We’re much more interested in where bitcoin will be five years from now rather than five weeks or five months from now.
And, sure enough, bitcoin’s stay above the $20,000 mark proved short-lived.
And so, as the holidays approached and bitcoin continued its downswing, the vibe we were getting from social media was that of increasing nervousness.
Was this it? The end of the good times? The bursting of the bubble?
But Adam and I had seen this before – in fact, many times before. And bitcoin had always bounced back.
When we both broke camp on the Friday before Christmas – greatly looking forward to the following week off – Adam bid me happy holidays with this comment: “Want to bet that by the time we’re back in the office on January 2, bitcoin will be on its way up again?”

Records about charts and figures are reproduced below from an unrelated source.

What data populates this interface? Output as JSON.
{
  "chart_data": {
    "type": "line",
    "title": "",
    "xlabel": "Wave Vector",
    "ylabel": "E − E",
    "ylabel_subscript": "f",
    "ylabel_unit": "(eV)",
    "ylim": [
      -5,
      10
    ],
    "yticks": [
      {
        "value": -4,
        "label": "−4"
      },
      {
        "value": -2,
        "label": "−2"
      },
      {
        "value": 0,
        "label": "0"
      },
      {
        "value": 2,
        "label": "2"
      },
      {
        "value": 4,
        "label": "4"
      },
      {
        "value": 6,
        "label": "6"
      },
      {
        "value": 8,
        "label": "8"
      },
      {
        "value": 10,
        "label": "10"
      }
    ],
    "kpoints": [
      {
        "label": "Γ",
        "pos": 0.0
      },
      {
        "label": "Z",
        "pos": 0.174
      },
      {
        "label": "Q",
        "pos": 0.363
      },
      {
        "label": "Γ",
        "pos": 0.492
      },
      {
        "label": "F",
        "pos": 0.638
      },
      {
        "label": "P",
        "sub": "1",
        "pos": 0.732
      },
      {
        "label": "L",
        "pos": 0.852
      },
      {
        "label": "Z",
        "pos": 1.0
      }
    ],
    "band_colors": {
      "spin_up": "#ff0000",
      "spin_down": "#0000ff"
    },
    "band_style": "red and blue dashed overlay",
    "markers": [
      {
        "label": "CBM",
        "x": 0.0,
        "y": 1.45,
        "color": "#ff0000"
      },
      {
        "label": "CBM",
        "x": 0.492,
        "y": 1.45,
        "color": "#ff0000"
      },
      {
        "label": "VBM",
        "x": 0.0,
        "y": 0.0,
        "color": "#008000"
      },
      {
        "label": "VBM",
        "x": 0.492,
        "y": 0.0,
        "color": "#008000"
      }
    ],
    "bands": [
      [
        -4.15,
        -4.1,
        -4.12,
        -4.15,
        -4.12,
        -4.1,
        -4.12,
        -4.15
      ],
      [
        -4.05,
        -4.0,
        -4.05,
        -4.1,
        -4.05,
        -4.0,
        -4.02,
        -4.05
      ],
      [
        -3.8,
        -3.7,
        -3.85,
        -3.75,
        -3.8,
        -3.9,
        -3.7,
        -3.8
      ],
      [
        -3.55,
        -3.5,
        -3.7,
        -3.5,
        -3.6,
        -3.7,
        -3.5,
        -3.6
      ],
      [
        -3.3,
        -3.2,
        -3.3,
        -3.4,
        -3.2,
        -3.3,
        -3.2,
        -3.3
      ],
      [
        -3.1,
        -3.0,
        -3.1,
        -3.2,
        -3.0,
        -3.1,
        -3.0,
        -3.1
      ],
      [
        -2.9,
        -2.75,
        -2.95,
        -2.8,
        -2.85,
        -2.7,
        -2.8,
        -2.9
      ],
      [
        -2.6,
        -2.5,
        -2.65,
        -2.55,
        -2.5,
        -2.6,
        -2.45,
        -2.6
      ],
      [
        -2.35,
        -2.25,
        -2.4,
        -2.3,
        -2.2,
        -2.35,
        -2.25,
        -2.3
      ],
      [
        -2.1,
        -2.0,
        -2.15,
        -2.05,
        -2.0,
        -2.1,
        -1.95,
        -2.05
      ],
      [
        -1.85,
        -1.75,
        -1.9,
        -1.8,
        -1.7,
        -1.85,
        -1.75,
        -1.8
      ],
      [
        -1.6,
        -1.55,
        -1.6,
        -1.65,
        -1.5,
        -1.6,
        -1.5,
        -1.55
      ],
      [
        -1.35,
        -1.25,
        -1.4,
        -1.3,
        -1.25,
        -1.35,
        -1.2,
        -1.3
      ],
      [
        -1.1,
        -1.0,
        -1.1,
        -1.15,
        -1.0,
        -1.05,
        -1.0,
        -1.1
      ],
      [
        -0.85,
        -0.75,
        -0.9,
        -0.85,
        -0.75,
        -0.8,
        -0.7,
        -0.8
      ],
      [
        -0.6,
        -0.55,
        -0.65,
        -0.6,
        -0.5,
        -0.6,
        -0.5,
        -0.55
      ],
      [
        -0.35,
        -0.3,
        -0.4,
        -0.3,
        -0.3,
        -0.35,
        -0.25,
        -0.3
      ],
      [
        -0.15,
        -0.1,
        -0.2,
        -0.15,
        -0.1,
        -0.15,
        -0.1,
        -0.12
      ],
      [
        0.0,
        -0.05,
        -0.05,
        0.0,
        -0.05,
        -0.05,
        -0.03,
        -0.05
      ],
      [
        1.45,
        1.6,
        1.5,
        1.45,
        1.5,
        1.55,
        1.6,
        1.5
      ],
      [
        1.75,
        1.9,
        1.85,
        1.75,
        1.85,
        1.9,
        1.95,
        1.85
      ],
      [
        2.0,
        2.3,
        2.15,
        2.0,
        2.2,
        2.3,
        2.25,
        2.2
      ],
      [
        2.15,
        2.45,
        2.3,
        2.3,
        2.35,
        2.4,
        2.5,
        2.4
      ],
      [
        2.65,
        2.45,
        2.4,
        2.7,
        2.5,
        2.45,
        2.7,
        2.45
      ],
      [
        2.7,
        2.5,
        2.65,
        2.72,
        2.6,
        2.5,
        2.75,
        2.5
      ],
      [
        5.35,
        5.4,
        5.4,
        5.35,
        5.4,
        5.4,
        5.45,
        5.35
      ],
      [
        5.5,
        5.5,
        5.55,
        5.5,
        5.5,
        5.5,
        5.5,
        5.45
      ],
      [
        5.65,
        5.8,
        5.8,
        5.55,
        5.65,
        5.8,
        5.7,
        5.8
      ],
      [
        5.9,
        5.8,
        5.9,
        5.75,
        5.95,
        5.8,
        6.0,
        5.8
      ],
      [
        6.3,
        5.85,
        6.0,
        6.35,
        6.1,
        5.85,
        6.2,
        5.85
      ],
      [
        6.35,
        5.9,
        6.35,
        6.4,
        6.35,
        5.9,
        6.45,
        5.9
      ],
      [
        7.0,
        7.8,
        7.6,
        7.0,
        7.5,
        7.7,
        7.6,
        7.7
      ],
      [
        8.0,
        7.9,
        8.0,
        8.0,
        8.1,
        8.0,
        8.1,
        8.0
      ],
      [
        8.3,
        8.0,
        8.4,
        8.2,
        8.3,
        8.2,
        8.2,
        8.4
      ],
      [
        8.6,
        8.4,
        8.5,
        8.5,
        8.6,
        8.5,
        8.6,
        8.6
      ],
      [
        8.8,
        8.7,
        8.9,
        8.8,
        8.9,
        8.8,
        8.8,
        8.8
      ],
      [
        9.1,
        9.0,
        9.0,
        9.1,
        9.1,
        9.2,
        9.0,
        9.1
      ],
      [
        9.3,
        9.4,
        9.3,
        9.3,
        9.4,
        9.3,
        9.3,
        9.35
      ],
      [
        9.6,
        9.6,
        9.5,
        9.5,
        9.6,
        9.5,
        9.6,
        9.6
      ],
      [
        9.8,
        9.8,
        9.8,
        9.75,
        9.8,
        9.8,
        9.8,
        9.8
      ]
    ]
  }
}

“No way I’m taking that bet,” I replied.
As it so happened, bitcoin bottomed that very day, approaching but never falling under $12,000.

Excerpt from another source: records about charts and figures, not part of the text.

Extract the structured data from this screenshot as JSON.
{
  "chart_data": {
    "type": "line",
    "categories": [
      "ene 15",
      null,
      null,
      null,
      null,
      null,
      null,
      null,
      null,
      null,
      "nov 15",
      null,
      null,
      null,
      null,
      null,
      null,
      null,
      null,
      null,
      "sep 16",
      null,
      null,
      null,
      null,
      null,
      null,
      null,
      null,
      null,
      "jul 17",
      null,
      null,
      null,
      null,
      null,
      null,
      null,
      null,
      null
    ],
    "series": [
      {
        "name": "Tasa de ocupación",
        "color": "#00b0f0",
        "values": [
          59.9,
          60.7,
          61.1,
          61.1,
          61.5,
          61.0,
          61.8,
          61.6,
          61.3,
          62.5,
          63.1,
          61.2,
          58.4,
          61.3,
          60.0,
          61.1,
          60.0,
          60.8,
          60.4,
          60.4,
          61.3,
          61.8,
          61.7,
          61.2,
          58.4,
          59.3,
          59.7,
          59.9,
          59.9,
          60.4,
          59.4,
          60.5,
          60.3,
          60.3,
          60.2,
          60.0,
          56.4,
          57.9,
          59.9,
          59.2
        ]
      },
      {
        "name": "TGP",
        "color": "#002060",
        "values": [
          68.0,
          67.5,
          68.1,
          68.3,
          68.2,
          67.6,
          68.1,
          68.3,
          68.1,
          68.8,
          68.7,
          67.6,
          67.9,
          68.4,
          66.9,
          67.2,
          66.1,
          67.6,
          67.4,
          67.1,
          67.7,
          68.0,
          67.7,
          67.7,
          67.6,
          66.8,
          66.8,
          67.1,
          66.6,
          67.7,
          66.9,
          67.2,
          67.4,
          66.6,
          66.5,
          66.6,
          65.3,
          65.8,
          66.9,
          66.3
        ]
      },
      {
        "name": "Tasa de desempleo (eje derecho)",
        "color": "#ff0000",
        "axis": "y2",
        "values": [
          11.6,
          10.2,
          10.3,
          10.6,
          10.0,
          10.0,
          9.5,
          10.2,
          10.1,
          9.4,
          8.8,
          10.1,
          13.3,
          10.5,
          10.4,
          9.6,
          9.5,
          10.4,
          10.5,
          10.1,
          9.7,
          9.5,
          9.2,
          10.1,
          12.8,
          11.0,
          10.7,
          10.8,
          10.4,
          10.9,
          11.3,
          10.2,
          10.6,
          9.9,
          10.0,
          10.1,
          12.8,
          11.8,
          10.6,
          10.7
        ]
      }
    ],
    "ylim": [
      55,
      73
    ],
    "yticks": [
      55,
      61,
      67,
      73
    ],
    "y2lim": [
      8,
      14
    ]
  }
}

As I write, it’s hovering around $15,000.
Well, we never did say it would be a smooth ride, did we?
There will be more swings. Some will be more extreme than what we just experienced over the last couple of weeks.
And some possibly much more extreme.
We try not to get too elated when new highs are breached or too grim when lows are revisited.

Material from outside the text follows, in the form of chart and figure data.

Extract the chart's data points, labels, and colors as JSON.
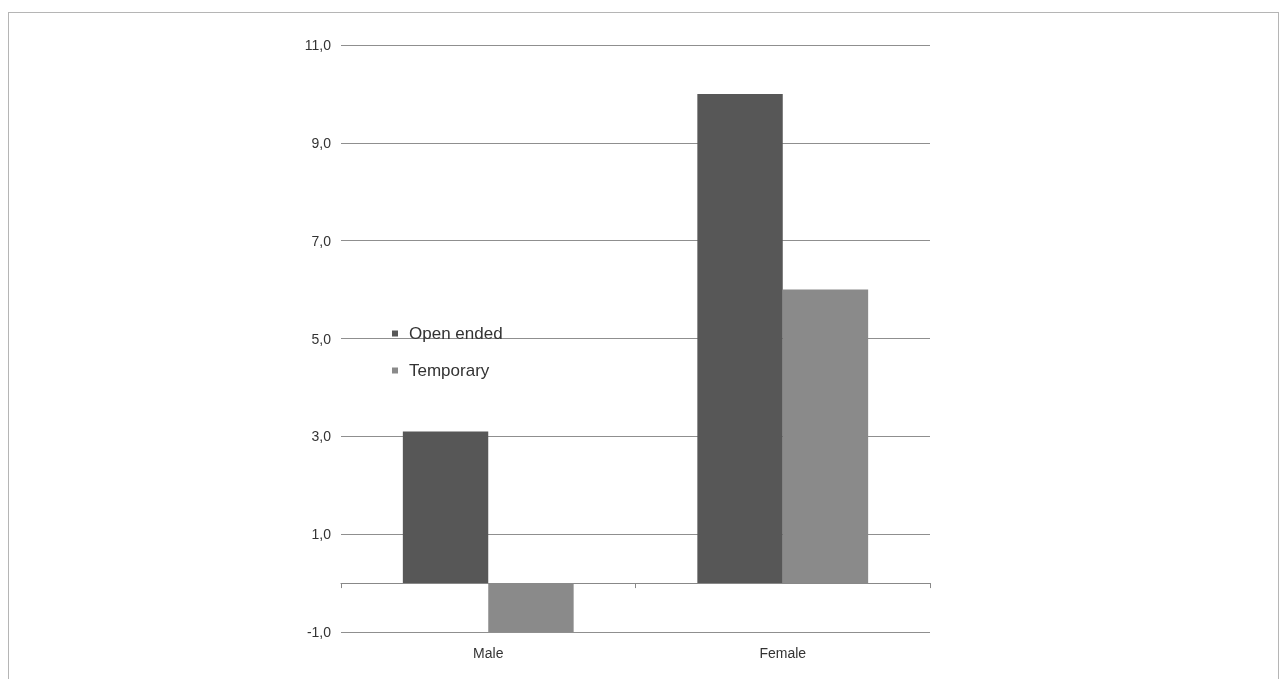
{
  "chart_data": {
    "type": "bar",
    "categories": [
      "Male",
      "Female"
    ],
    "series": [
      {
        "name": "Open ended",
        "color": "#575757",
        "values": [
          3.1,
          10.0
        ]
      },
      {
        "name": "Temporary",
        "color": "#8a8a8a",
        "values": [
          -1.0,
          6.0
        ]
      }
    ],
    "ylim": [
      -1,
      11
    ],
    "yticks": [
      {
        "value": -1,
        "label": "-1,0"
      },
      {
        "value": 1,
        "label": "1,0"
      },
      {
        "value": 3,
        "label": "3,0"
      },
      {
        "value": 5,
        "label": "5,0"
      },
      {
        "value": 7,
        "label": "7,0"
      },
      {
        "value": 9,
        "label": "9,0"
      },
      {
        "value": 11,
        "label": "11,0"
      }
    ],
    "grid": "y",
    "legend": "left"
  }
}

Cryptocurrencies, including bitcoin, are volatile. That’s not going to change anytime soon.
Just remember this: About the worst thing you can do to limit your upside is sell early.
Any selling you do should be based on our advice. For example, we recently advised members to roll their Bitcoin Cash profits into Ethereum.
We’ll be doing more strategic cashing out of positions as we see fit. But it’s not something we expect to do often or without a lot of hard thinking. So I suggest you keep a close eye on your inbox for our alerts to buy and occasionally sell.
News of the Week
I’d like to share with you three recent news items that are definitely worth knowing about…
Founders Fund bought $15 million to $20 million worth of bitcoin beginning in mid-2017. As a result, the firm has reportedly made hundreds of millions of dollars for its investors.
E-Trade Financial Corporation just opened trading in bitcoin futures from CME Group. While this doesn’t rise to the level of earth-breaking news, increasing institutional investment in bitcoin is important. So we’re tracking developments just like this one. Remember, more institutional investors means more money flowing into the cryptocurrency space at some point, with the mere prospect tending to drive bitcoin prices up.
In a bit of non-cryptocurrency news, California dispensaries started to legally sell recreational marijuana on January 1. Shares in cannabis-related firms soared this Tuesday. It should be noted that despite California’s legalization, marijuana sales remain illegal under federal law.
Before signing off, Adam and I would like to wish you all good things in 2018. It’s going to be a very exciting year.